The artist was Edward E. Carlson, then president of Western International Hotels. His space-age image was to be the focus of the futuristic World's Fair in Seattle, whose theme would be Century 21. Carlson penciled the shape that would become the internationally known symbol for Seattle, the Space Needle.
However, Carlson and his supporters soon found moving the symbol from the placemat to the drawing board to the construction phase was not an easy process. The first obstacle was the structure's design. Carlson's initial sketch underwent many transformations. One drawing resembled a tethered balloon and another was a balloon-shaped top house on a central column anchored by cables. Architect John Graham, fresh from his success in designing the world's first shopping mall (Seattle's Northgate), turned the balloon design into a flying saucer. A dozen architects on Graham's team worked on sketches and ideas before a final compromise was reached just a year and a half before the fair was to open.
The next hurdles were location and financing. Since the Space Needle was to be privately financed, it had to be situated on land which could be acquired for public use but built within the fairgrounds. Early investigations indicated such a plot of land did not exist. However, just before the search was abandoned, a suitable 120-foot-by-120-foot piece of land was found and sold to investors for $75,000 in 1961, just 13 months before the World's Fair opening.
Construction, managed by the Howard S. Wright Construction Company, progressed quickly. An underground foundation was poured into a hole 30 feet deep and 120 feet across. It took 467 cement trucks an entire day to fill the hole, the largest continuous concrete pour ever attempted in the West. Once completed, the foundation weighed as much as the Space Needle itself, establishing the center of gravity just above ground.
The five level top house dome was completed with special attention paid to the revolving restaurant level and Observation Deck. The top house was balanced so perfectly that the restaurant rotated with just a one horsepower electric motor. In keeping with the Century 21 theme, the final coats of paint were dubbed Astronaut White for the legs, Orbital Olive for the core, Re-entry Red for the halo and Galaxy Gold for the sunburst and pagoda roof. The 605-foot tall Space Needle was completed in December 1961 and officially opened a mere four months later on the first day of the World's Fair, April 21, 1962.

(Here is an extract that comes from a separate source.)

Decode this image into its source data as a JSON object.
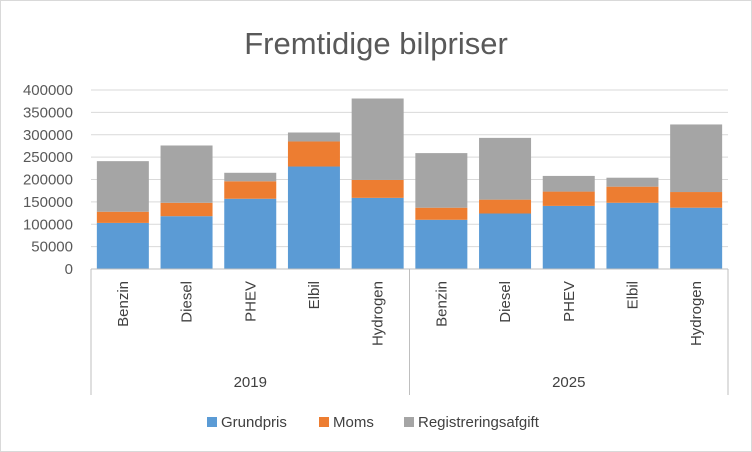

The Space Needle's elevators were the last pieces to arrive before the opening, the last one just one day before the fair opened. New, computerized elevators were installed in 1993. The elevators travel 10 mph, 14 feet per second, 800 feet per minute, or as fast as a raindrop falls to earth. In fact, a snowflake falls at 3 mph, so in an elevator during a snowstorm it appears to be snowing up.
Storms occasionally force closure of the Space Needle, as they did for the Columbus Day storm of 1962 and the "Inauguration Day?storm of 1993 when winds reached 90 miles per hour. The Needle is built to withstand a wind velocity of 200 miles per hour. The Space Needle has withstood several tremors, too, including a 2001 earthquake measuring 6.8 on the Richter scale. The tallest building west of the Mississippi River when it was built, the Space Needle has double the 1962 building code requirements, enabling the structure to withstand even greater jolts.
The Space Needle was built for just $4.5 million, and has had its share of milestones, including numerous weddings and a jump by six parachutists. During the World's Fair, nearly 20,000 people a day traveled to the top. The Space Needle hosted over 2.3 million visitors during the Fair and is still, nearly 40 years later, Seattle's number one tourist destination.
In 2000, the Space Needle completed a $20 million revitalization. The year long project included construction of the Pavilion Level, SpaceBase retail store, SkyCity restaurant, O Deck overhaul, exterior lighting additions, Legacy Light installations, exterior painting and more.